Walk east on O Street NW to 34th Street NW. On the northwest corner is the four-story brick house where then-Congressman John F. Kennedy lived with his sister, Eunice, from 1949 to 1951, says Paul Kelsey Williams’ book, The Historic Homes of J.F.K. Henry Addison also lived there. He was mayor of Georgetown before it became part of Washington, D.C. On the northeast corner is the rambling, two-story brick mansion that Under Armour sports clothing founder Kevin Plank bought in 2013, Washingtonian magazine says. In 1996, Plank started his Baltimore-based company a block away in his grandmother’s three-story town house.
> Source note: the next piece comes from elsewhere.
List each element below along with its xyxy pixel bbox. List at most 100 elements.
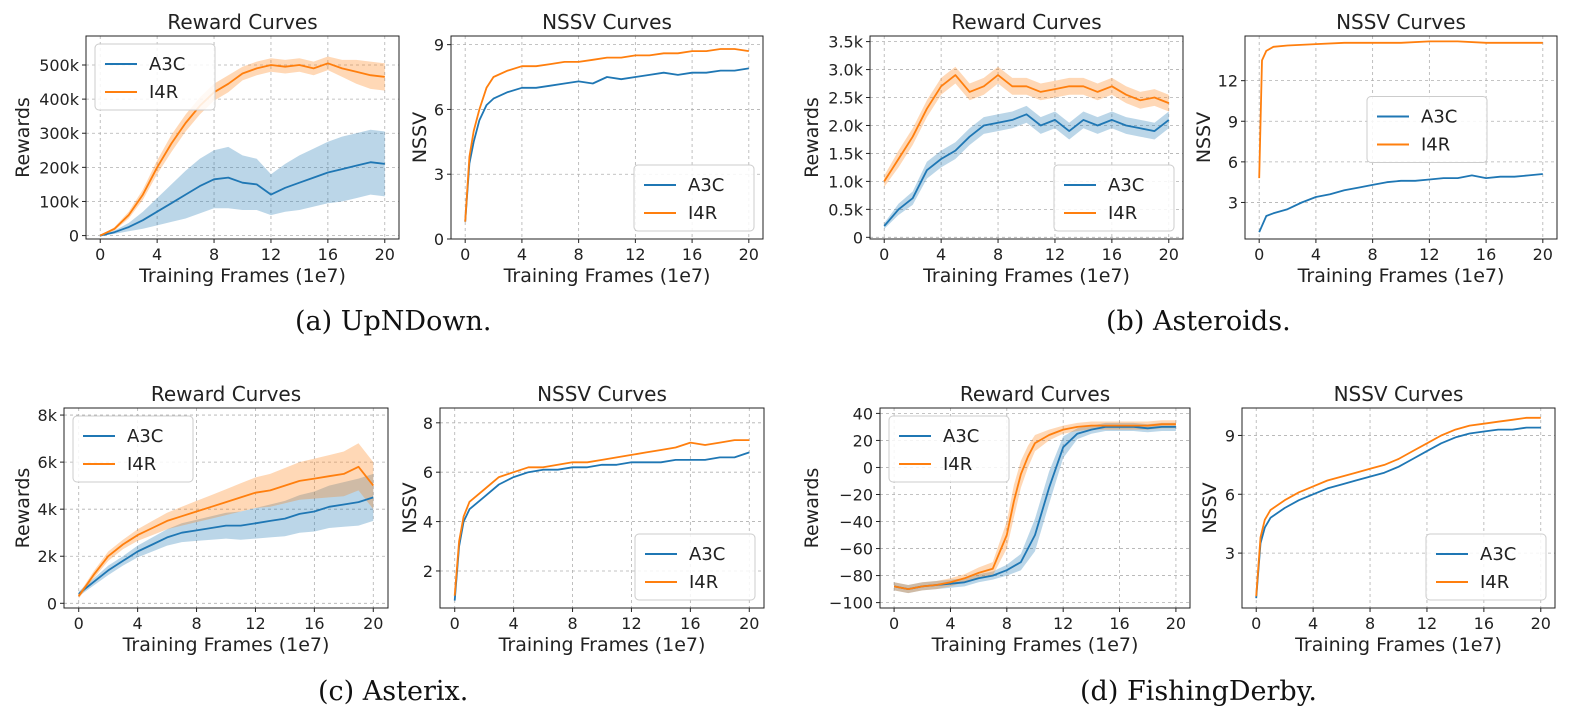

His “new” eight-bedroom house, with a 34-foot ballroom and a heated lap pool, was also home to longtime ambassador David K. E. Bruce, who once worked for the OSS, America’s first modern-day spy agency.
Continue walking east on the cobblestone street with metal tracks from the defunct DC Transit streetcar system, which stopped running in 1962. On the right is the Bodisco House, famous as a federal period brick home and because Baron Alexandre de Bodisco, the 54-year-old Russian ambassador who owned it, married a 16-year-old, the Library of Congress says. Now it’s home to Secretary of State and former Democratic presidential candidate John Kerry and his Mozambique-born wife, Maria Teresa Thierstein Simões-Ferreira Heinz Kerry, heir to the ketchup fortune of her late husband, Republican Sen. Henry John Heinz III.
Turn right on 33rd Street NW and right again on N Street NW for the Kennedys’ former home one door down on the right. They lived in this three-story brick home with green shutters with Caroline and little “John-John” right before moving into the White House. (JFK’s pal Ben Bradlee moved next door after working as press attaché for the American Embassy in Paris and then for Newsweek, says Gregg Herken’s 2014 book, The Georgetown Set.)